We naturally default to a system of managing tasks that are based on our past experience, and we often do not stop to reflect whether or not our multitasking is even effective. We tend to believe that multitasking is good because we often confuse being busy with being effective. Multitasking gives the impression of momentum and activity, which can feed our need for accomplishment.
The digital distraction environment has made this phenomenon more pronounced. Between email, phone calls and other notifications, it becomes almost impossible to focus on a single task for more than a few minutes during a normal workday without closing the door and turning off the phone and computer.
I am here to break the news that you are likely a much less effective multitasker than you think.
Recent neuroscience studies show a direct and significant correlation between increased distractions, largely from technology, and decreased concentration and academic performance. One study found that it can take an average of 15 minutes to return to a high level of concentration after a single distraction, such as a phone call. Another found that students who check Facebook even once in a 15-minute period (on average) have a poorer academic performance than their counterparts who don’t check it as frequently.
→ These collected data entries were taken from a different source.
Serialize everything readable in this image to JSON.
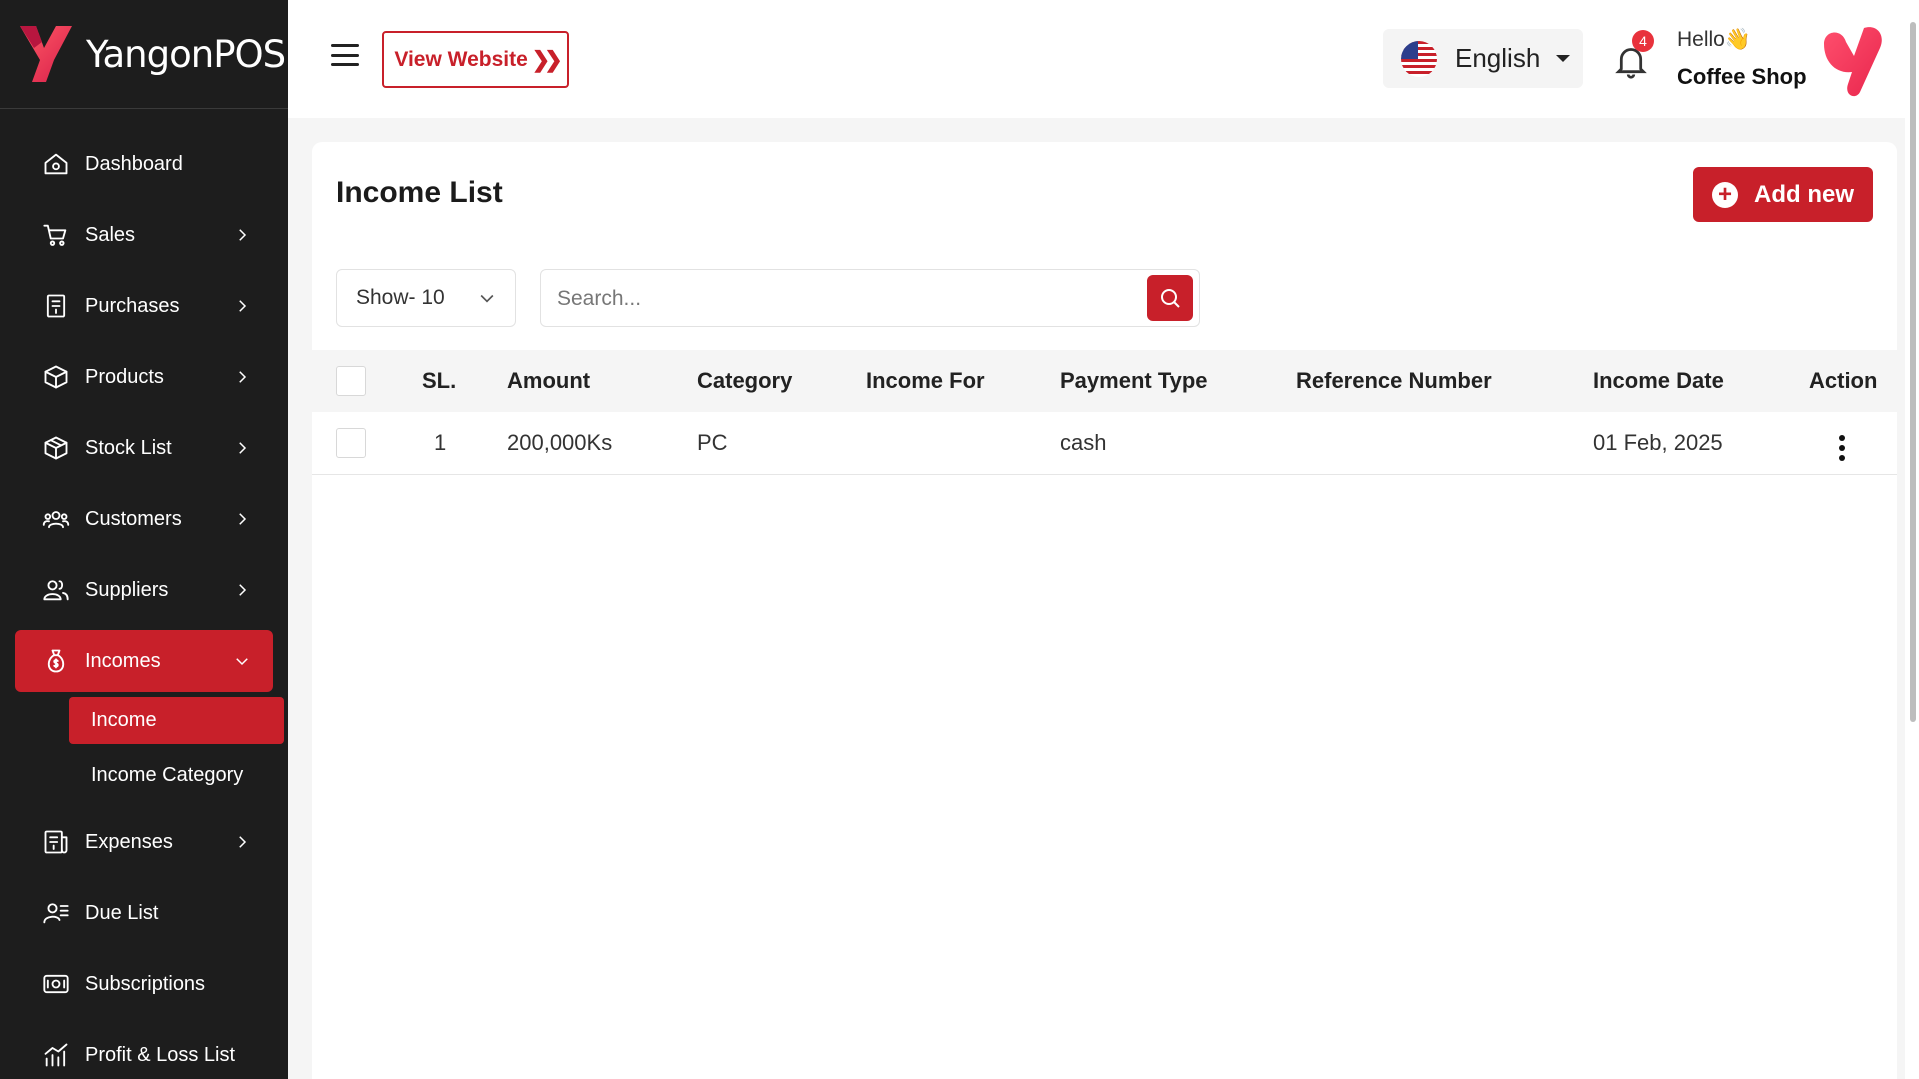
{
  "brand": {
    "name": "YangonPOS"
  },
  "sidebar": {
    "items": [
      {
        "label": "Dashboard",
        "icon": "home-icon",
        "has_children": false
      },
      {
        "label": "Sales",
        "icon": "cart-icon",
        "has_children": true
      },
      {
        "label": "Purchases",
        "icon": "receipt-icon",
        "has_children": true
      },
      {
        "label": "Products",
        "icon": "box-icon",
        "has_children": true
      },
      {
        "label": "Stock List",
        "icon": "package-icon",
        "has_children": true
      },
      {
        "label": "Customers",
        "icon": "users-icon",
        "has_children": true
      },
      {
        "label": "Suppliers",
        "icon": "user-group-icon",
        "has_children": true
      },
      {
        "label": "Incomes",
        "icon": "money-bag-icon",
        "has_children": true,
        "active": true
      },
      {
        "label": "Expenses",
        "icon": "invoice-icon",
        "has_children": true
      },
      {
        "label": "Due List",
        "icon": "user-list-icon",
        "has_children": false
      },
      {
        "label": "Subscriptions",
        "icon": "subscription-icon",
        "has_children": false
      },
      {
        "label": "Profit & Loss List",
        "icon": "chart-icon",
        "has_children": false
      }
    ],
    "incomes_sub": [
      {
        "label": "Income",
        "active": true
      },
      {
        "label": "Income Category",
        "active": false
      }
    ]
  },
  "header": {
    "view_website": "View Website",
    "language": "English",
    "notification_count": "4",
    "greeting": "Hello👋",
    "shop_name": "Coffee Shop"
  },
  "main": {
    "title": "Income List",
    "add_new": "Add new",
    "show_select": "Show- 10",
    "search_placeholder": "Search...",
    "columns": [
      "SL.",
      "Amount",
      "Category",
      "Income For",
      "Payment Type",
      "Reference Number",
      "Income Date",
      "Action"
    ],
    "rows": [
      {
        "sl": "1",
        "amount": "200,000Ks",
        "category": "PC",
        "income_for": "",
        "payment_type": "cash",
        "reference_number": "",
        "income_date": "01 Feb, 2025"
      }
    ]
  },
  "colors": {
    "accent": "#c8202a",
    "sidebar_bg": "#1d1d1d",
    "page_bg": "#f5f5f5"
  }
}
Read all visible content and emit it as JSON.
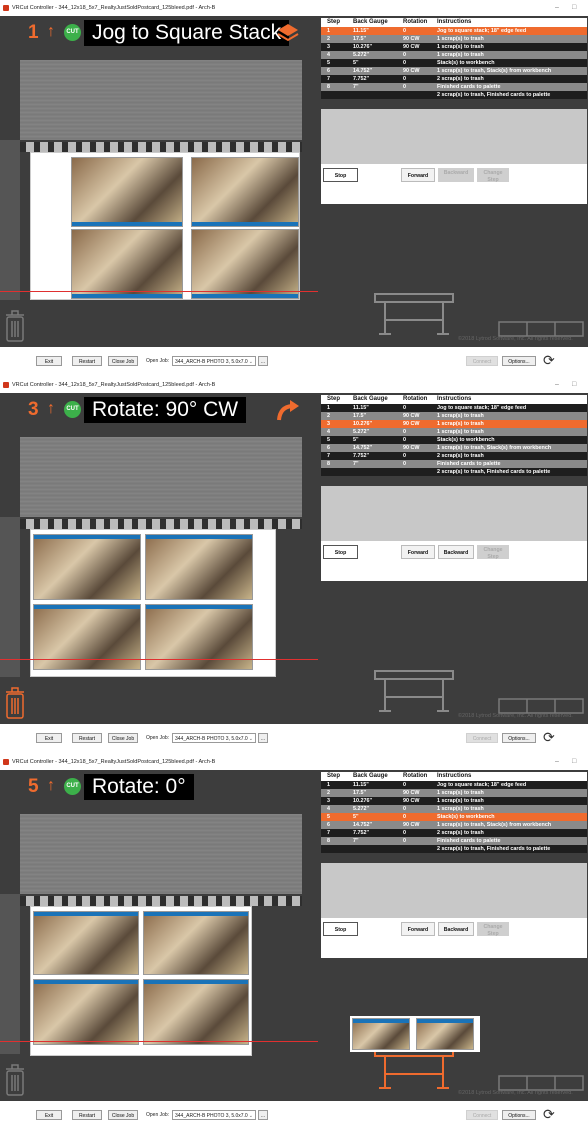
{
  "window": {
    "title": "VRCut Controller - 344_12x18_5x7_RealtyJustSoldPostcard_125bleed.pdf - Arch-B",
    "minimize": "–",
    "maximize": "□"
  },
  "colors": {
    "accent": "#ef6b2e",
    "cut_badge": "#3cb04a",
    "panel": "#3d3d3d",
    "highlight": "#ef6b2e"
  },
  "icons": [
    "stack-icon",
    "rotate-arrow-icon",
    "trash-icon",
    "workbench-icon",
    "palette-icon",
    "refresh-icon"
  ],
  "table": {
    "headers": {
      "step": "Step",
      "back_gauge": "Back Gauge",
      "rotation": "Rotation",
      "instructions": "Instructions"
    },
    "rows": [
      {
        "step": "1",
        "gauge": "11.15\"",
        "rotation": "0",
        "instruction": "Jog to square stack; 18\" edge feed"
      },
      {
        "step": "2",
        "gauge": "17.5\"",
        "rotation": "90 CW",
        "instruction": "1 scrap(s) to trash"
      },
      {
        "step": "3",
        "gauge": "10.276\"",
        "rotation": "90 CW",
        "instruction": "1 scrap(s) to trash"
      },
      {
        "step": "4",
        "gauge": "5.272\"",
        "rotation": "0",
        "instruction": "1 scrap(s) to trash"
      },
      {
        "step": "5",
        "gauge": "5\"",
        "rotation": "0",
        "instruction": "Stack(s) to workbench"
      },
      {
        "step": "6",
        "gauge": "14.752\"",
        "rotation": "90 CW",
        "instruction": "1 scrap(s) to trash, Stack(s) from workbench"
      },
      {
        "step": "7",
        "gauge": "7.752\"",
        "rotation": "0",
        "instruction": "2 scrap(s) to trash"
      },
      {
        "step": "8",
        "gauge": "7\"",
        "rotation": "0",
        "instruction": "Finished cards to palette"
      },
      {
        "step": "",
        "gauge": "",
        "rotation": "",
        "instruction": "2 scrap(s) to trash, Finished cards to palette"
      }
    ]
  },
  "controls": {
    "stop": "Stop",
    "forward": "Forward",
    "backward": "Backward",
    "change_step": "Change Step"
  },
  "copyright": "©2018 Lytrod Software, Inc. All rights reserved.",
  "bottom": {
    "exit": "Exit",
    "restart": "Restart",
    "close_job": "Close Job",
    "open_job_label": "Open Job:",
    "open_job_value": "344_ARCH-B PHOTO 3, 5.0x7.0",
    "browse": "...",
    "connect": "Connect",
    "options": "Options..."
  },
  "panels": [
    {
      "step_number": "1",
      "cut_badge": "CUT",
      "instruction_title": "Jog to Square Stack",
      "current_row": 1
    },
    {
      "step_number": "3",
      "cut_badge": "CUT",
      "instruction_title": "Rotate: 90° CW",
      "current_row": 3
    },
    {
      "step_number": "5",
      "cut_badge": "CUT",
      "instruction_title": "Rotate: 0°",
      "current_row": 5
    }
  ]
}
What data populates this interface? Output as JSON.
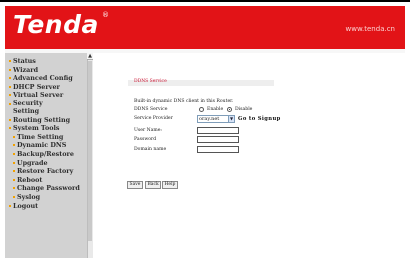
{
  "brand": {
    "logo_text": "Tenda",
    "logo_mark": "®",
    "website": "www.tenda.cn",
    "colors": {
      "header_red": "#e21317",
      "sidebar_gray": "#d2d2d2",
      "bullet_orange": "#f0a000"
    }
  },
  "nav": {
    "items": [
      {
        "label": "Status",
        "sub": false
      },
      {
        "label": "Wizard",
        "sub": false
      },
      {
        "label": "Advanced Config",
        "sub": false
      },
      {
        "label": "DHCP Server",
        "sub": false
      },
      {
        "label": "Virtual Server",
        "sub": false
      },
      {
        "label": "Security Setting",
        "sub": false
      },
      {
        "label": "Routing Setting",
        "sub": false
      },
      {
        "label": "System Tools",
        "sub": false
      },
      {
        "label": "Time Setting",
        "sub": true
      },
      {
        "label": "Dynamic DNS",
        "sub": true
      },
      {
        "label": "Backup/Restore",
        "sub": true
      },
      {
        "label": "Upgrade",
        "sub": true
      },
      {
        "label": "Restore Factory",
        "sub": true
      },
      {
        "label": "Reboot",
        "sub": true
      },
      {
        "label": "Change Password",
        "sub": true
      },
      {
        "label": "Syslog",
        "sub": true
      },
      {
        "label": "Logout",
        "sub": false
      }
    ]
  },
  "ddns": {
    "section_title": "DDNS Service",
    "description": "Built-in dynamic DNS client in this Router.",
    "service_label": "DDNS Service",
    "enable_label": "Enable",
    "disable_label": "Disable",
    "selected": "Disable",
    "provider_label": "Service Provider",
    "provider_value": "oray.net",
    "signup_link": "Go to Signup",
    "username_label": "User Name:",
    "username_value": "",
    "password_label": "Password",
    "password_value": "",
    "domain_label": "Domain name",
    "domain_value": ""
  },
  "buttons": {
    "save": "Save",
    "back": "Back",
    "help": "Help"
  }
}
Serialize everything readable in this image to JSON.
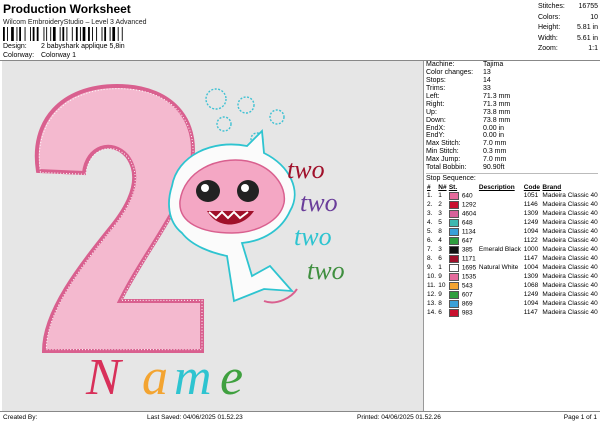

Developing the habit of focusing on critical tasks is crucial to long- term success in business or any other profession. The ability to concentrate on one task over a prolonged period of time will give you a significant advantage over your competitors and greatly assist you in the achievement of your goals.
Here is how to stay focused:
Significantly Limit Technological Distractions in Your Life. Avoid excess social media, email, internet surfing and television. Consider checking email only once or twice a day, and turning off your smartphone during important periods of concentration.
Make It a Habit to Avoid Time-Consuming People and Activities. Don’t allow other people to interrupt you if you need to seriously concentrate. This can be done by putting a Do Not Disturb sign on your door, which most people will respect. Schedule as if your life depended on it.
Acknowledge that You Are Likely Not a Multitasker. Take the time to understand your own particular ability to multitask. Do this by asking someone you know and trust for his or her insight. Alternatively, think about the times in your life when you have been very efficient and replicate those circumstances when required.
Develop Flow in Your Work by Focusing on One Task Until It Is Complete. Flow is a physiological state of deep immersion and focuses on a singular task, where all other distractions disappear, and all emotion and concentration are directed toward the desired outcome. This state of flow will dramatically increase your productivity while helping you develop a good long-term habit.